To compensate for her own loss in income, her company is expanding to other cities where Airbnb is legal and the cities have embraced the increased tourism revenue from part-time home shares. Cityami is launching in Miami in May and in Philadelphia this summer. Although they were always planning on expanding to other cities, the ruling has sped up the process.
Michael Elsas, a senior strategic advisor and former president of Cooperative Home Care Associates, which operates Cooperative Cleaning, finds the situation immensely disappointing. “I’m in the business of job creation,” he says. “It’s for people who are new to the workforce, who have either been on welfare or are on it—and this gets them off.”
Wendy Brown worked 35 hours a week with Cooperative Cleaning, earning $350 to $400 a week, plus health insurance. Sometimes she did two or three jobs in one day.

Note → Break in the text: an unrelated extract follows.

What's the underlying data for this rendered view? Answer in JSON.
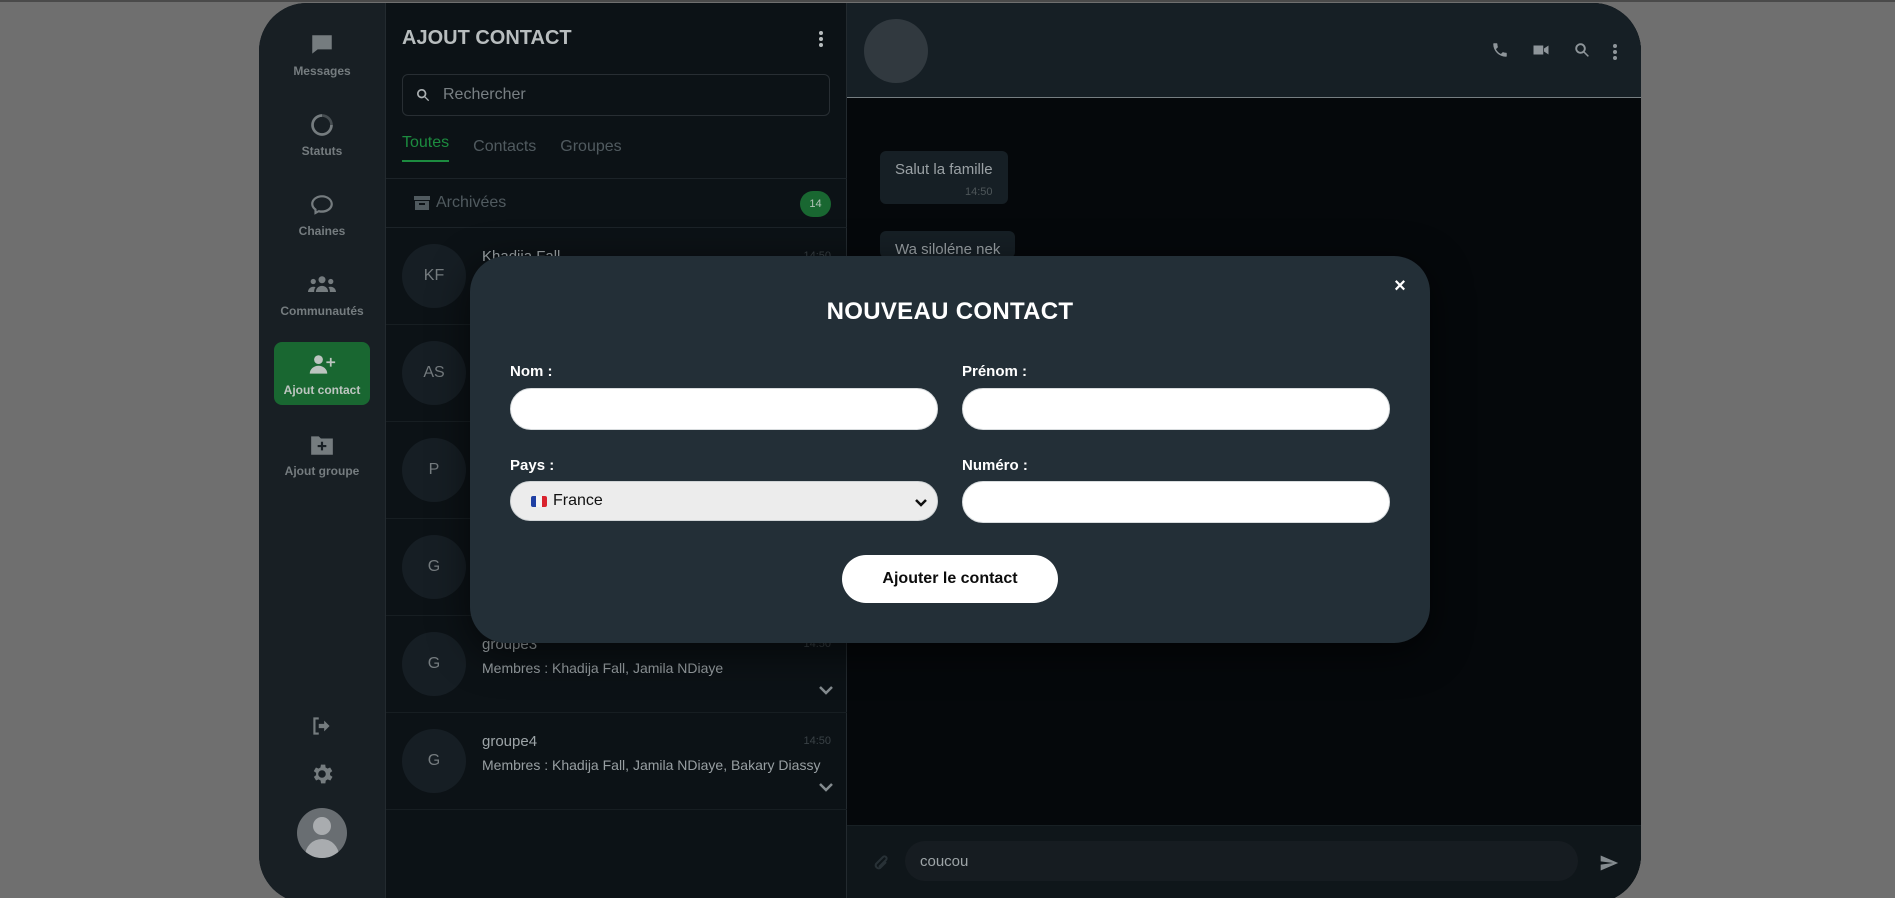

Today, she works two to three days a week with the same company, making between $40 and $100. “I can’t work like this,” says Brown, 49, who lives in the Bronx. “I have to find another job.” She has somewhat of a cushion—her husband, 30-year-old daughter and 26-year-old son all live with her and they have jobs. But the void in her bank account is palpable.
Airbnb has been doing battle with regulators, and the hotel industry, for a long time. Earlier this month the company claimed some important victories in two of its most contentious and longstanding legal fights. In San Francisco, where it is headquartered, the company settled a lawsuit over local rules that imposed steep fines for unregistered hosts—and came to a new agreement with the city on new terms for registration and regulation.
And in New York, where Airbnb has sought to amend or update the 2010 law, New York State Assemblyman Joseph Lentol, a Democrat, introduced a bill that would permit short-term rentals in New York City, so long as hosts register their apartment with the state and only rent the home in which they live. But the bill, already being contested by Airbnb’s opponents, has a long way to go before becoming law.
Rodriguez, meanwhile, has been approved for city housing, and is waiting for the phone to ring with an offer. She just started a new job with a different cleaning company, and she hopes this one will last.
It has nothing to do with Airbnb.
This story was supported by the journalism non-profit the Economic Hardship Reporting Project.